Figure 3. FAM57B2 functional characterization.

(A and B) Ceramide synthase assay. Lysates from HEK293 cells transfected with Fam57b2 or empty vector (A) were used in enzyme assays. Products were separated by TLC as described in Methods. Arrows indicate lipid standards. Results are representative of 3 independent experiments. 25D, 25(OH)D₃; 24R25D, 24R,25(OH)₂D₃; 24S25D, 24S,25(OH)₂D₃; 1,25D, 1,25(OH)₂D₃; 1,24,25D, 1,24,25(OH)₃D₃; M, lipid markers: PE, LacCer, PC, and Sp. (C–F) Static morphometry in control (fl/fl WT) and chondrocyte-specific mutant (fl/fl Cre) Fam57b-floxed mice. Bone length (C) and trabecular bone volume (D), number (E), and thickness (F) were assessed by micro-CT. P > 0.05, by 2-tailed t test for C–F. (G) Bone stiffness was calculated from the 3PBT. P > 0.05, by 2-tailed t test. (H) Fam57b2 expression in day-18 fracture callus from control or Cyp24a1^–/– mice supplemented or not with 50 μg/kg daily C18-LacCer. *P < 0.05, by 2-way ANOVA followed by Bonferroni’s post test. (I) Fam57b2 expression in primary chondrocytes from control or Cyp24a1^–/– mice, with or without a 24-hour exposure to 1 μM LacCer. **P < 0.01 and ***P < 0.001, by 2-way ANOVA followed by Bonferroni’s post test (n = 6). (J) Callus volume quantification was determined by micro-CT. *P < 0.05 and **P < 0.01, by 2-way ANOVA followed by Bonferroni’s post test. (K) X-ray projections of callus of chondrocyte-specific Fam57b-deficient mice on day 14 and day 18 after osteotomy. fl/fl WT, control Fam57b mice; fl/fl Cre, chondrocyte-specific Fam57b-deficient mice. The number of animals per group is indicated in parentheses.

Figure 4. Rescue treatment with 24R,25(OH)₂D₃ or LacCer.

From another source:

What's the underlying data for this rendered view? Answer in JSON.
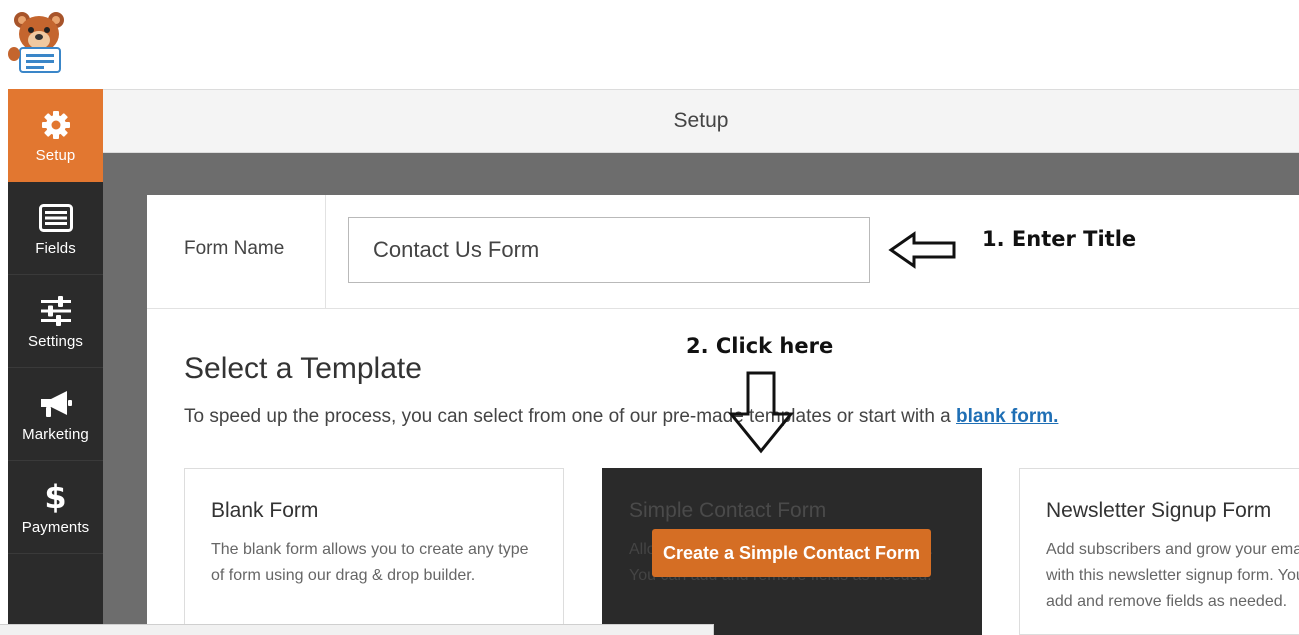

Seventy-two hours after surgery, control (Cyp24a1^+/– or fl/fl WT) and mutant (Cyp24a1^–/– or fl/fl Cre) mice were subcutaneously injected once daily for fifteen days with vehicle, 6.7 μg/kg 24R,25(OH)₂D₃ (24,25D), or 50 μg/kg LacCer. Bone volume (A, E, and I) was calculated by micro-CT. Stiffness (B, F, and J) was calculated from 3PBTs. Mineralized cartilage area (C, G, and K) was calculated with ImageJ from histological sections stained with Alcian blue–H&E Y-Orange G trichrome (D, H, and L). *P < 0.05, **P < 0.01, and ***P < 0.001, by 2-way ANOVA followed by Bonferroni’s post test. The number of animals per group is indicated in parentheses. Scale bars: 500 μm (D, H, and L).

Figure 5. Expression monitoring of chondrogenic markers in repair callus.

(A–L) RNA was isolated from day-18 repair callus. Relative expression levels of the genes indicated above each panel were determined by RT-qPCR and normalized to B2m. For each gene, expression in vehicle-treated controls was assigned a value of 1. *P < 0.05, **P < 0.01, and ***P < 0.001, by 2-way ANOVA followed by Bonferroni’s post test. The number of animals per group is indicated in parentheses. 24,25D, daily subcutaneous injection of 6.7 μg/kg 24R,25(OH)₂D₃; LacCer, daily subcutaneous injection with 50 μg/kg C18-LacCer.